Saturday, August 13, 2005

Totten: not all about us

In his new Tech Central Station article, Michael Totten points out some facts about the internal strife in the Islamic world, and how the west tends to ignore it and only notice the war the terrorists are waging against us.

Totten's point, if I may be so bold as to summarize it, is this:

Islam doesn't just have bloody borders; it has bloody centers, as well. And it appears that those bloody borders and centers are not about Islam itself so much as the ascendance and growth of its totalitarian, nihilist, fundamentalist sects.


At 3:59 PM, August 13, 2005, Blogger RiverRat said...

Agreed, except many refer to these Caliphascists as being birthed in extreme sects such as the Wahabi. Those who have studied, even for a few hours, the Qur'an and the Hadith will realize the motivating beliefs are central to orthodox Islam. Orthodox Islam is premised on conversion, subjugation, or death for all infidels with an emphsis on the use of force. The religion itself rejects pluralism.

Little Bin Laden and others have said is not taken directly from the Qur'an and the Hadith and is believed by the vast majority of Muslims.

As in most religions some are just more committed to the faith than others.
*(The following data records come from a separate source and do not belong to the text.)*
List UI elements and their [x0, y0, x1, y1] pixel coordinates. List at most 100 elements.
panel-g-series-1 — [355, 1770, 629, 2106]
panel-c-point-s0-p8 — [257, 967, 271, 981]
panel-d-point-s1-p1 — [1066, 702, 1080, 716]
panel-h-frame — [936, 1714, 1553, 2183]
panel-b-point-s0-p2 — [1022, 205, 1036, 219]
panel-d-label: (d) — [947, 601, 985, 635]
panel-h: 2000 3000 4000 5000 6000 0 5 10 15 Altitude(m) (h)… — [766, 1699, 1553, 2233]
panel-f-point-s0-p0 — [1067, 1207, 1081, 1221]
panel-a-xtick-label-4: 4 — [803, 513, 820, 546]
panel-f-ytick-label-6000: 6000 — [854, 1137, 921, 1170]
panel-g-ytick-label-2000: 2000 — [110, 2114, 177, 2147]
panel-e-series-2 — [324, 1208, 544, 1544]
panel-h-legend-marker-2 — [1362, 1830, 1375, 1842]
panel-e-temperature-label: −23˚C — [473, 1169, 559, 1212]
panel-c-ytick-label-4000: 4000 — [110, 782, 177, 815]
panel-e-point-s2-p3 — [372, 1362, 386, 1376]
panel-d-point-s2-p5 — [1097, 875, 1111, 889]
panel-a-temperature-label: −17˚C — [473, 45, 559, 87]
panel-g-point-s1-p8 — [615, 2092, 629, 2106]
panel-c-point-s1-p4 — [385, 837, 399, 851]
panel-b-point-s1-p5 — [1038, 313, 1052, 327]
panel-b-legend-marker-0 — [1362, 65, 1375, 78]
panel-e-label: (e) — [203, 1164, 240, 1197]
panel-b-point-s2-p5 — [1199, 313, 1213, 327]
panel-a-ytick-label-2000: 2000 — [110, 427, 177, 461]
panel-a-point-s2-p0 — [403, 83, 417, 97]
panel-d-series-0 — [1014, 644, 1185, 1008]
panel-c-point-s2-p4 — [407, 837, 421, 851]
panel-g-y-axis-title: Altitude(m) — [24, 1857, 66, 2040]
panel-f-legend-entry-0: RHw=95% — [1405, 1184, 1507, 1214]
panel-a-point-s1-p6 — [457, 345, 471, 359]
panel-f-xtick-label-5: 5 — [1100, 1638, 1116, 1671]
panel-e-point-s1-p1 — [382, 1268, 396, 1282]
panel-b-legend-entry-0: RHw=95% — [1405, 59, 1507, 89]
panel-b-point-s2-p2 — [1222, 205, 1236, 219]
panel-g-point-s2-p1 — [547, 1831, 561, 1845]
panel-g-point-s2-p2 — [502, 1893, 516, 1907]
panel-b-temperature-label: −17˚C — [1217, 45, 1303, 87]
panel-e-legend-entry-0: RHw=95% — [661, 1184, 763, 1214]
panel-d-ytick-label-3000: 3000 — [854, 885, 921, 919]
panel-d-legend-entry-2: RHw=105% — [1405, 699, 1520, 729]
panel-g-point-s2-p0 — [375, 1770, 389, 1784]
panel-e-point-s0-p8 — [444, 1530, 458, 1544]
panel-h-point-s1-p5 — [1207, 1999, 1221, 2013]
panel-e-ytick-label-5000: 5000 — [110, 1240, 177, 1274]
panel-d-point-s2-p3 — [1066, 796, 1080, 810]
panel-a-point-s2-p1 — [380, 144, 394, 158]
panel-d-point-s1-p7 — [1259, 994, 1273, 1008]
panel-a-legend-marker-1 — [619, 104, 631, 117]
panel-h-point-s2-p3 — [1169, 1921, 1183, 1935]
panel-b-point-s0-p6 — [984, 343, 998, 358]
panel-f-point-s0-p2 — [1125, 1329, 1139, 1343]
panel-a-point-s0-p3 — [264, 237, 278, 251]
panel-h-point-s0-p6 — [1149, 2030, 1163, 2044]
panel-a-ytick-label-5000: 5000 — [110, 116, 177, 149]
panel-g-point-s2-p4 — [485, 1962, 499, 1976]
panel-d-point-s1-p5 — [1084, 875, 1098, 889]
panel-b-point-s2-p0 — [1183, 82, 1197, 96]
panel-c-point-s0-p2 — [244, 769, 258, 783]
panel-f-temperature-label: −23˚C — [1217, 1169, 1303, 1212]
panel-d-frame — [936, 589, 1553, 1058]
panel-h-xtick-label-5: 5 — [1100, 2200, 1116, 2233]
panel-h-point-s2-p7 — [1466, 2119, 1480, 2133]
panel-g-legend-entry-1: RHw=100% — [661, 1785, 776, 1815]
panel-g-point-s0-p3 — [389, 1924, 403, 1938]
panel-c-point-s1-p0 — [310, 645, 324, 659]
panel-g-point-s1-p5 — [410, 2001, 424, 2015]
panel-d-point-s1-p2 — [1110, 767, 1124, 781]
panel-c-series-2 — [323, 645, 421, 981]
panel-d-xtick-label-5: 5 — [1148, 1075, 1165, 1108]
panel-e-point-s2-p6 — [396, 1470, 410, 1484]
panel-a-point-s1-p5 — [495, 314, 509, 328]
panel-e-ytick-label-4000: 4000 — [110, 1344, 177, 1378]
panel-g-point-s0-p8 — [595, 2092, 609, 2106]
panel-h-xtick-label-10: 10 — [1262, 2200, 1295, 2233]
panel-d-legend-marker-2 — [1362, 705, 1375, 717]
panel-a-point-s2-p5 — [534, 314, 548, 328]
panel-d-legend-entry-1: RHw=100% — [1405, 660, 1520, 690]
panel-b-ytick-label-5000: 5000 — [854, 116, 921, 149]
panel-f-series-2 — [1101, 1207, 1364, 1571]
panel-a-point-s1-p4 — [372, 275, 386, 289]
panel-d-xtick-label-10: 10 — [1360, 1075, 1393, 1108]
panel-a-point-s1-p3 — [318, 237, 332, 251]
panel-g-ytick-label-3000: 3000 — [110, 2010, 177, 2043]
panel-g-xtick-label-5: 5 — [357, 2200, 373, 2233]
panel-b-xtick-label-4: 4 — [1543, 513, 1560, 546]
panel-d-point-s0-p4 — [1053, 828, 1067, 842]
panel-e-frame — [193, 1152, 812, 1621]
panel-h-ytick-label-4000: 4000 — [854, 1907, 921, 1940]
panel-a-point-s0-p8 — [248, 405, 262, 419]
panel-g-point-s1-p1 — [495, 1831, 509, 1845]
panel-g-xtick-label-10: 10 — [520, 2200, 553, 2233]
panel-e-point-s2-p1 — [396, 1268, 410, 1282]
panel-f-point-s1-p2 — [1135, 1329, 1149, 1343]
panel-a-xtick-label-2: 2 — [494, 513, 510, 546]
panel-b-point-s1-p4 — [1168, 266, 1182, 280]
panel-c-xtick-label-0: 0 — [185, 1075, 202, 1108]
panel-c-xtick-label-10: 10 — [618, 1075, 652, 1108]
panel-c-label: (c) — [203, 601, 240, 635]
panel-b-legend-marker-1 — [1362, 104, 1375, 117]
It's sorta like rejecting rules on birth control by Catholics. They oftem truly believe in the Prohibition but just find it inconvenient and retain guilt for non-compliance. Most Muslims, similarly, find dying for shared beliefs inconvenient and are silenced by their shame.

At 4:42 PM, August 13, 2005, Blogger Tom Grey said...

The most important part of Michael's point is that most death squad members are NOT suiciders. But they DO support death squad dictatorship gov't.

At 10:40 AM, August 14, 2005, Blogger knox said...

I know Michael Totten's spent A LOT of time in the M. E. and I truly do not doubt that he know what he's talking about when he says:

"Moderate Muslims aren't an urban legend imagined by politically correct liberals. They already make up the absolute majority in some parts of the world. They are our friends as well as our allies"

I have tremendous respect for Totten, and it's not like I don't believe him. But as someone who hasn't had direct contact with people in that part of the world, I can't help but be a little skeptical that there are these undiscovered millions upon millions of Muslims chomping at the bit to join with us against the tiny extremist minority.

Where does our support of Israel factor into all this, for example? Are the moderates comfortable with that? And where are the Muslim protests against terrorist bombings and the like?

I don't know, I am basically always vascillating back and forth on my faith in the existence of true allies in the M.E.

At 12:14 PM, August 14, 2005, Anonymous Anonymous said...

knoxgirl--I think Totten is including the entire Moslem world when he talks about majorities who are moderate, not just the Middle East. If only limited to the latter, I'm not sure he'd make the same statement. After all, the Moslem population of a place such as Indonesia is absolutely enormous, and apparently sports a more moderate brand of Islam. So far.

I also think--and this is just a hunch--that in general human beings tend to not be natural doctrinaire fanatics. It takes some doing--a great deal of brainwashing--to make them into people who "love death more than life," and I'm thinking (and hoping) that for the vast majority, such indoctrination doesn't take, or only takes in a superficial way. In the Middle East, especially in a place like Palestine, the penalties for expressing moderation are huge, so moderates would be very, very quiet if they wanted to live very long. So, you can say I'm a dreamer, but I tend to believe there are a fair number of moderates.

Whether or not they constitute a "silent majority" at present, there's no way to tell.

At 3:34 PM, August 15, 2005, Anonymous Anonymous said...

"I also think--and this is just a hunch--that in general human beings tend to not be natural doctrinaire fanatics."

No, indeed. Most human beings tend to have a life, so ideology does no appeal to them. They can temporarily be talked into ideological struggles when they sense that their families are threatended, or will benefit form the struggle in some way, but they don't stay convinced long if the bet doesn't pay off. I think that is the basis of his contention about the masses of moderates.

The argument about the incompatibilty of Islam and democracy is the complelling debate. I wonder if anyone would have predicted that Cromwell's cultural descendants would have been such a force for democracy in later generations - the Cromwell who was both a parliementarian and who committed genocide in Ireland? How different from Islamic theocracy is Evangelical Dominionism in their intents? How common ancestry do they share in the Old Testament, and speaking of the OT, why is that Jews seem so blessedly immune to the seductions of theocracy?

And just how conducive to democracy is Catholicism, with the Latin authortarianism we saw on display mostt recently duuring the pedophilia scandal?

Maybe the outward face of a religion as a culture is not a reliable indicator of very much.